A reportagem diz que dia 4 de março, o reverendo postou fotos de uma reunião no Ministério da Saúde. Laurício Monteiro Cruz, o diretor de imunização do ministério, está em uma delas. Na postagem, o reverendo escreveu: “Senah faz reunião no ministério para articulação mundial em busca de vacinas e para a consecução de uma grande quantidade dos imunizantes a ser disponibilizada no Brasil”.

Em 9 de março, Laurício Cruz envia outro e-mail, desta vez endereçado a Herman Cardenas, presidente da Davati nos Estados Unidos: “Informo que o Instituto Nacional de Assuntos Humanitários representados pelo seu presidente Amilton Gomes, esteve no Ministério da Saúde em agenda oficial da Secretaria de Vigilância em Saúde e no Departamento de Logística com a discussão sobre as tratativas sobre a vacina da ‘Astrazenica’ (sic) e que o mesmo foi encaminhado para a Secretaria Executiva do Ministério da Saúde”.

Em outro trecho, o diretor de imunização deixa claro que a Senah tinha o aval do Ministério da Saúde para negociar a compra de vacinas com a Davati: “Por fim, esperamos que os avanços de forma humanitária entre o ministério e ‘Astrazenica’ pelo Instituto Nacional de Assuntos Humanitários”. O instituto a que ele se refere é a Senah, a entidade presidida pelo reverendo Amilton.

No dia seguinte, 10 de março, o reverendo Amilton enviou um e-mail para o presidente da Davati nos Estados Unidos. Em inglês, o reverendo escreve: “Eu cordialmente venho agradecer pela confiança depositada em nossa instituição em conduzir negociações com o Ministério da Saúde do Brasil. As negociações estão em estágio final e a expectativa é que o contrato seja assinado em 12 de março de 2021”.

O reverendo diz ainda: “Nós pedimos para que enviem os dados para preencher o contrato de aquisição das vacinas (…) e que seja fornecido o SGS para ser enviado ao ministro quando ele requisitar”. SGS é nome de uma empresa de certificação que atesta se determinado produto está em conformidade com as normas e regulamentações.

Por fim, o reverendo faz um pedido: “Nós solicitamos com urgência o FCO atualizado, com o valor de US$17,50 como acordado em 5 de março e com a data de entrega”. FCO é uma sigla em inglês que quer dizer oferta completa de venda. US$ 17,50, o valor que seria pago por dose.

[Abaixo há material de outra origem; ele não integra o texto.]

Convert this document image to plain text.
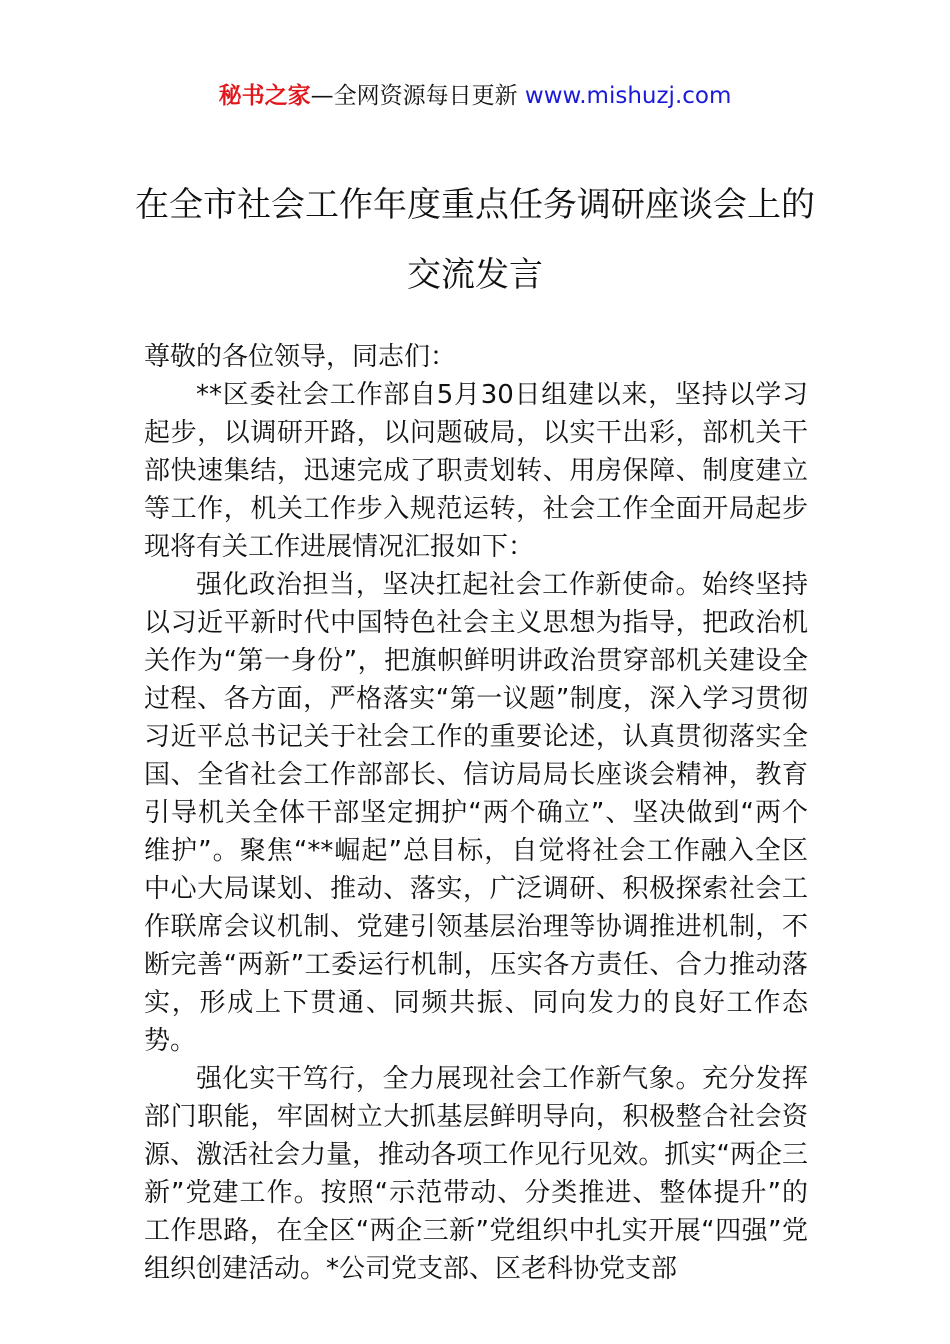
秘书之家—全网资源每日更新 www.mishuzj.com
在全市社会工作年度重点任务调研座谈会上的交流发言

尊敬的各位领导，同志们：

**区委社会工作部自5月30日组建以来，坚持以学习起步，以调研开路，以问题破局，以实干出彩，部机关干部快速集结，迅速完成了职责划转、用房保障、制度建立等工作，机关工作步入规范运转，社会工作全面开局起步现将有关工作进展情况汇报如下：

强化政治担当，坚决扛起社会工作新使命。始终坚持以习近平新时代中国特色社会主义思想为指导，把政治机关作为“第一身份”，把旗帜鲜明讲政治贯穿部机关建设全过程、各方面，严格落实“第一议题”制度，深入学习贯彻习近平总书记关于社会工作的重要论述，认真贯彻落实全国、全省社会工作部部长、信访局局长座谈会精神，教育引导机关全体干部坚定拥护“两个确立”、坚决做到“两个维护”。聚焦“**崛起”总目标，自觉将社会工作融入全区中心大局谋划、推动、落实，广泛调研、积极探索社会工作联席会议机制、党建引领基层治理等协调推进机制，不断完善“两新”工委运行机制，压实各方责任、合力推动落实，形成上下贯通、同频共振、同向发力的良好工作态势。

强化实干笃行，全力展现社会工作新气象。充分发挥部门职能，牢固树立大抓基层鲜明导向，积极整合社会资源、激活社会力量，推动各项工作见行见效。抓实“两企三新”党建工作。按照“示范带动、分类推进、整体提升”的工作思路，在全区“两企三新”党组织中扎实开展“四强”党组织创建活动。*公司党支部、区老科协党支部
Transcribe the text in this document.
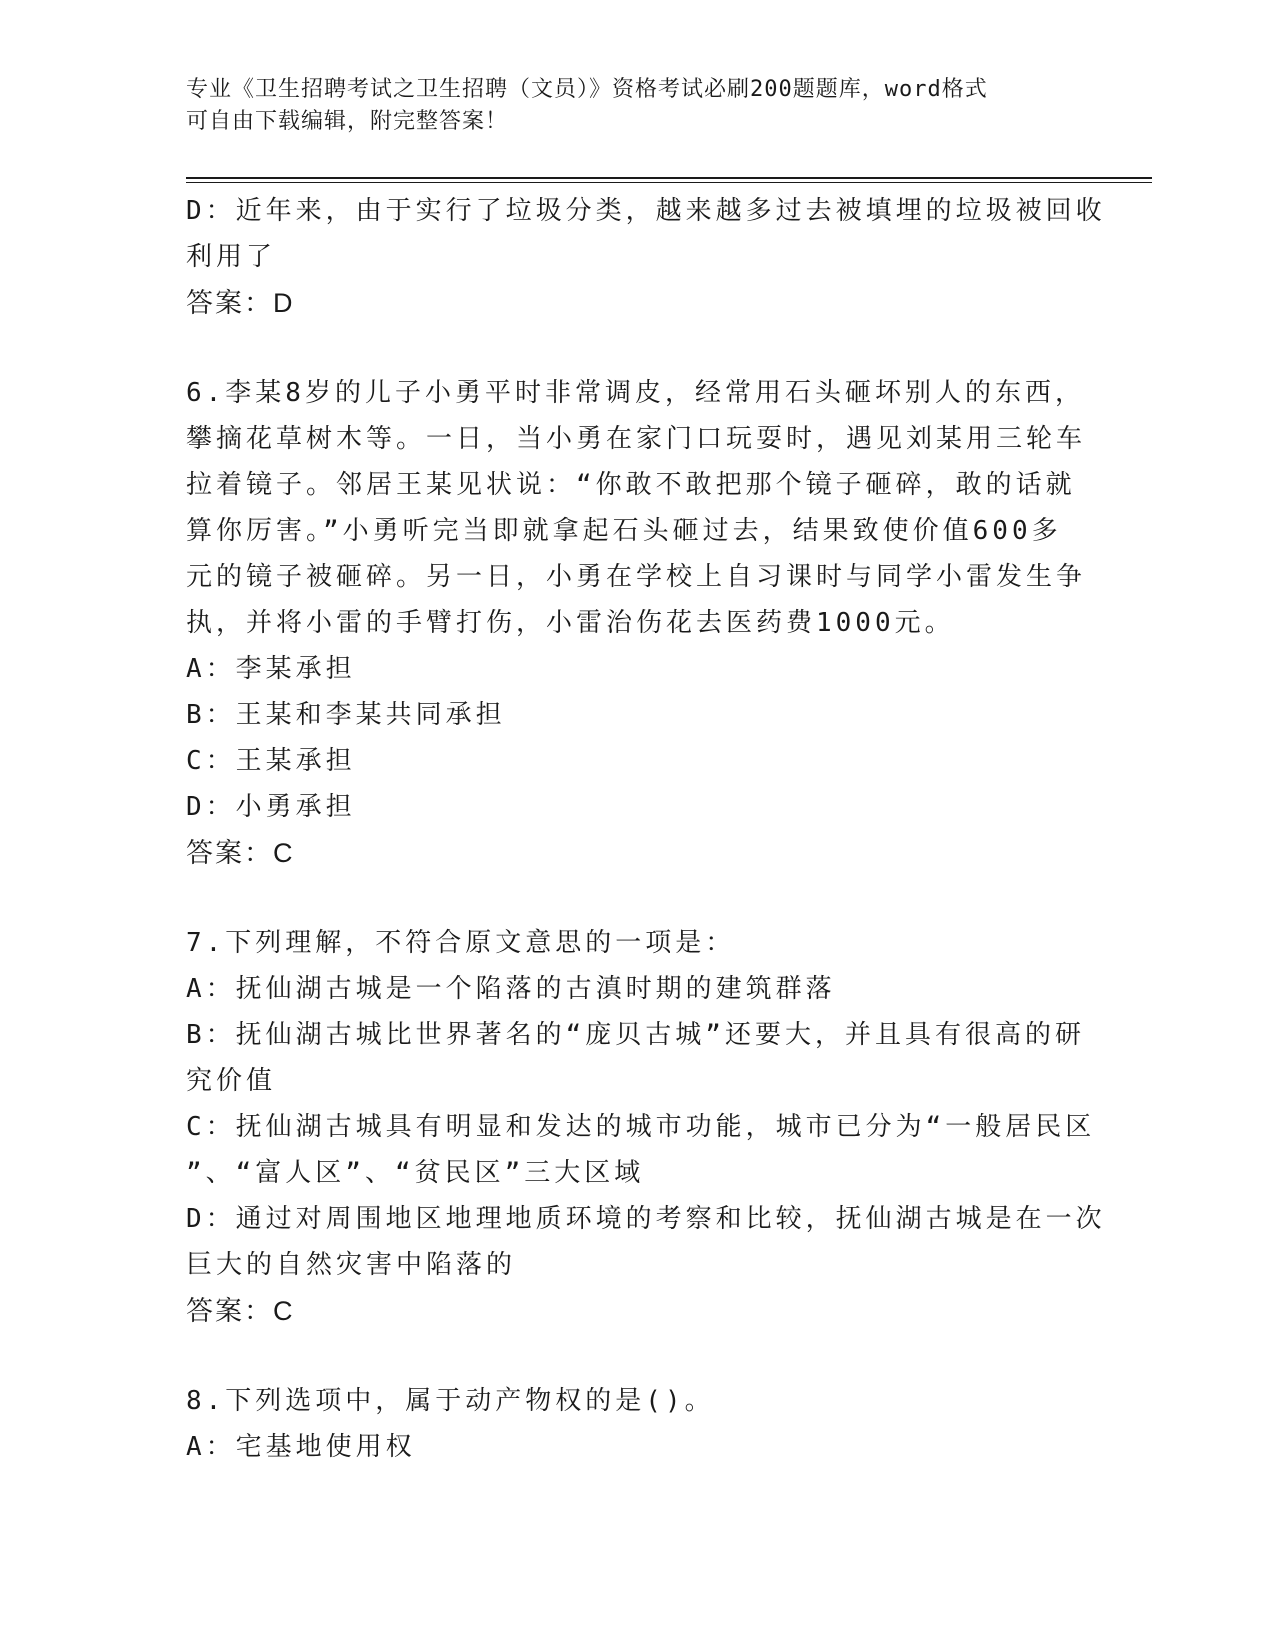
专业《卫生招聘考试之卫生招聘（文员）》资格考试必刷200题题库，word格式
可自由下载编辑，附完整答案！

D：近年来，由于实行了垃圾分类，越来越多过去被填埋的垃圾被回收

利用了

答案：D

6.李某8岁的儿子小勇平时非常调皮，经常用石头砸坏别人的东西，

攀摘花草树木等。一日，当小勇在家门口玩耍时，遇见刘某用三轮车

拉着镜子。邻居王某见状说：“你敢不敢把那个镜子砸碎，敢的话就

算你厉害。”小勇听完当即就拿起石头砸过去，结果致使价值600多

元的镜子被砸碎。另一日，小勇在学校上自习课时与同学小雷发生争

执，并将小雷的手臂打伤，小雷治伤花去医药费1000元。

A：李某承担

B：王某和李某共同承担

C：王某承担

D：小勇承担

答案：C

7.下列理解，不符合原文意思的一项是：

A：抚仙湖古城是一个陷落的古滇时期的建筑群落

B：抚仙湖古城比世界著名的“庞贝古城”还要大，并且具有很高的研

究价值

C：抚仙湖古城具有明显和发达的城市功能，城市已分为“一般居民区

”、“富人区”、“贫民区”三大区域

D：通过对周围地区地理地质环境的考察和比较，抚仙湖古城是在一次

巨大的自然灾害中陷落的

答案：C

8.下列选项中，属于动产物权的是()。

A：宅基地使用权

O reverendo manda um novo e-mail um dia depois. E reafirma para o presidente da Davati: “A Senah, devidamente reconhecida como interlocutora na negociação referente à aquisição das vacinas Astrazeneca entre a companhia Davati e o Ministério da Saúde, vem através deste informar que em 12 de março, às dez da manhã no horário do Brasil, haverá um encontro com o secretário executivo do Ministério da Saúde, coronel Élcio Franco, para tratar de questões relacionadas à aquisição de vacinas da Astrazeneca via Davati, fortalecendo assim a confiabilidade dos laços para futuras aquisições”.

O reverendo diz que a presença dos representantes da Davati na reunião será extremamente importante para validar a proposta de preço.

O jornal disse que representante da Davati no Brasil, Cristiano Carvalho confirmou por telefone que o encontro com Élcio Franco ocorreu dia 12 de março às 10h05. Na agenda oficial de Élcio Franco, nessa data, aparece uma reunião com o presidente do Instituto Força Brasil, coronel Hélcio Bruno de Almeida. O representante da Davati diz que o coronel também participou da reunião sobre a vacina.